Online Audits - BB-Media-IT/Data-Hub GitHub Wiki

This document details the schemas used to manage the Online Audits product data. During the delivery process, a specific S3 Bucket is created for each client. In each of these buckets, we have a main folder containing files in JSONL format. This folder is named OnlineAudits. Additionally, within this folder, there is a subfolder named latest.

Document Structure

This document is organized into the following sections:

Details of the S3 Buckets

Each client receives an S3 Bucket where data is organized into specific folders to ensure efficient management and quick access. The folder contains 2 main files with platforms data and scraping data:

Example

  • s3://bucket-client/OnlineAudits/latest/piracy_platforms_data.jsonl
  • s3://bucket-client/OnlineAudits/latest/piracy_scraping.jsonl

This folder contains a latest subfolder, which is periodically updated with the latest available snapshot, ensuring that customers always have access to the latest information.

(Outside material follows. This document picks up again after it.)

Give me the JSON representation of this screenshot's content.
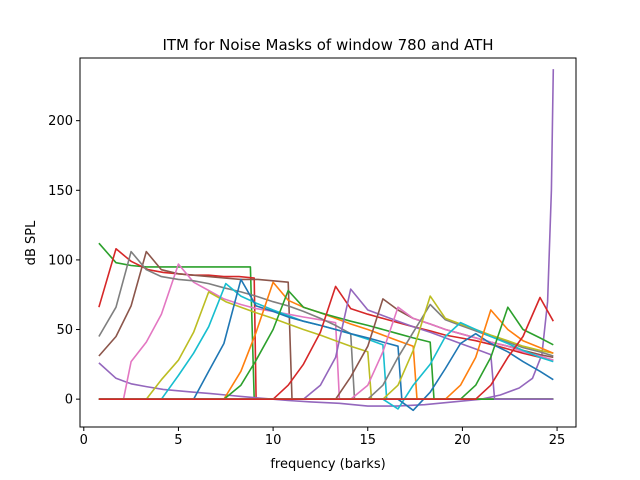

Update frequency and scope

  • Data in the S3 Bucket is updated monthly.

File Description

We provide a detailed description of the files contained in the Online audits folder, explaining the structure and type of data handled by each one. If you wish to see the schemas in YAML, click here.

Piracy Platforms Data

Field Type Description Example
Date string Data creation date, YYYY-MM-DD 2025-06-01
Platform string Platform commercial name cuevana
PlatformCode string Platform code cuevanacom
Url string Platform URL https://cuevanacom.com
AccessMethod string How data is available VOD
ContentType string Available content types (Movies/Series/Anime) Movie
OriginCountry string Platform origin country RU
Domain string Platform domain cuevana.com
GlobalRanking integer Web global ranking by traffic 1523
CountryTrafficPenetration array(dict) Country-level web traffic penetration percentage (max 5 countries) [{Country:Brazil, Percentage:18.4}, {Country:Argentina, Percentage:14.7}, {Country:Mexico, Percentage:10.2}]
TotalVisits integer Visits in the last month 12500000
Dns string DNS info cosmin.ns.cloudflare.com, tani.ns.cloudflare.com
Ip string IP 111.11.11.111, 222.22.222.222
ServerLocation string Server location country US
HostServers string Host ServerHostName, Inc.
CountryRanking array(dict) Country-level web traffic ranking [{Country:Brazil, Rank:1}, {Country:Argentina, Rank:2}, {Country:Mexico, Rank:3}]

Piracy Platforms Scraping

Field Type Description Example
Date string Data creation date, YYYY-MM-DD 2025-06-01
PlatformCode string Platform code cuevanacom
Permalink string Title URL in platform https://cuevana.com/movie/avengers-endgame
UID string Unique identifier 5f4d9e2a3ac0479d8b6c
Title string Title Avengers: Endgame
OriginalTitle string Original title Avengers: Endgame
ContentType string Content type of the title Movie or Series Movie
Year integer Release year 2019
IMDbId string IMDB Id identifier tt4154796
Genres string Associated Genres Action, Sci-Fi
ReleaseDate string Title release date, YYYY-MM-DD 2019-04-26
PrimaryCountry string Primary production country US